I took advantage of the opportunity by interviewing Mike “Bloke” Robinson and Rick “Comrade” Svetkoff planeside for Acro Camp. David Allen, who did a lot of work on Acro Camp, and who runs The Pilot’s Flight PodLog and Other People’s Airplanes, helped out massively with the shoot.


I also got some great B-roll of the aircraft and the crew, both to drop into Acro Camp and to use in an upcoming Airspeed episode. The aircraft is really photogenic and makes some amazing noise. For a Cold War aircraft, you’d expect the airplane to be old and creaky. But not so! The airframe, manufactured in 1963, just turned 3,000 hours and the engine has seen only 48 hours or so since LMOH. And we had low-angle natural light pouring into the hangar, which provided a pretty dramatic look to the footage.
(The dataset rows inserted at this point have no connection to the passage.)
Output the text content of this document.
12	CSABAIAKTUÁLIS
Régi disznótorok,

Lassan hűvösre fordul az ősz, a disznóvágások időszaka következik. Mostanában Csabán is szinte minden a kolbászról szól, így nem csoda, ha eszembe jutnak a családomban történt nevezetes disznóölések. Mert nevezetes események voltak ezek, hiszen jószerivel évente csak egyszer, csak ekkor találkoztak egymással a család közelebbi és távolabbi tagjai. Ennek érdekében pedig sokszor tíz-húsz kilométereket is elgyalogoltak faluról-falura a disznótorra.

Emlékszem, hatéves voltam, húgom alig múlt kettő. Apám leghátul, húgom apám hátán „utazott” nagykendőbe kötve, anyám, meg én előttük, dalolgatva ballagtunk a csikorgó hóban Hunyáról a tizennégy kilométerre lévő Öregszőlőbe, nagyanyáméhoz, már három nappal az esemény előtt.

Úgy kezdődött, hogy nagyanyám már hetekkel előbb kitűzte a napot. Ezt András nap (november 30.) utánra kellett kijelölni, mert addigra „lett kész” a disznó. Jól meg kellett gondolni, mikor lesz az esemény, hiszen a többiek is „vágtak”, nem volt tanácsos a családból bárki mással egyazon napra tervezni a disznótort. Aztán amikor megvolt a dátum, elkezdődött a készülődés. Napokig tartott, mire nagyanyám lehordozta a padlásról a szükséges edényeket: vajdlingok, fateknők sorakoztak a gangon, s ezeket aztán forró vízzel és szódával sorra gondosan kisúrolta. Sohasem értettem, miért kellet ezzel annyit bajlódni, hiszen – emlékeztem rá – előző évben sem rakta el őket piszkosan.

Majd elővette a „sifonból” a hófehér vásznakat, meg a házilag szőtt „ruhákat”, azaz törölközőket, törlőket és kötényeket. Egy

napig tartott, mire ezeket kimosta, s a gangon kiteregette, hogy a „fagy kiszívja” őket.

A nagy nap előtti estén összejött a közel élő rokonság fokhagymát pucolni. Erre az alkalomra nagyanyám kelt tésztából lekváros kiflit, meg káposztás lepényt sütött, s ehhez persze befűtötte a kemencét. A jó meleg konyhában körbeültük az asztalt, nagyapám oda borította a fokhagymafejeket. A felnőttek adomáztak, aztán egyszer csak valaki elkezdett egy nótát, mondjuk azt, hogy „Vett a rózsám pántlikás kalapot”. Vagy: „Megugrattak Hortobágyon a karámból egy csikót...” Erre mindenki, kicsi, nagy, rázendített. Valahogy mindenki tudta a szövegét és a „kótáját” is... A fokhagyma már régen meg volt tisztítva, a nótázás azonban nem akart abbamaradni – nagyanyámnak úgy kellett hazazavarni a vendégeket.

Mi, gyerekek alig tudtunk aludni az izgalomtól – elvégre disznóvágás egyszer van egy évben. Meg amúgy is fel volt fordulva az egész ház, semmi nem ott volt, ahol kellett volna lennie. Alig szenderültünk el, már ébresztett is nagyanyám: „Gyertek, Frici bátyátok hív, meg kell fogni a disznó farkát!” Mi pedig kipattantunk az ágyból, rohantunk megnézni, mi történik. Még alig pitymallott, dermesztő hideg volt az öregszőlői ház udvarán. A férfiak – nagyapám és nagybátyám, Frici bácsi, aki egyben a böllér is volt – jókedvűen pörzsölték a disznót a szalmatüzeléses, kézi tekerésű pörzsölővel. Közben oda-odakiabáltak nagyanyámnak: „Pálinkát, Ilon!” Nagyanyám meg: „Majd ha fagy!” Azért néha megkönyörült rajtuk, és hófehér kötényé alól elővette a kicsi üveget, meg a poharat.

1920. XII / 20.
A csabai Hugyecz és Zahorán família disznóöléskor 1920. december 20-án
In other news, I brought all of the ground footage for the film on a hard drive down south with me. I’ll be here with my folks on Jekyll Island on the coast of Georgia through Monday and I’m hoping to have the time to get the rest of the way through indexing the footage while I’m here so that I can start putting together rough-cut sections. It’s going to go pretty quickly once I get to that point.I’ve seen some of the rough cut sequences that Will Hawkins has put together for A Pilot’s Story and they’re stellar. He’s way out ahead of me. I need to catch up. We have a wager. Whichever of us releases his movie first gets a shot of Jeremiah Weed. The second-place finisher gets . . two shots of Jeremiah Weed.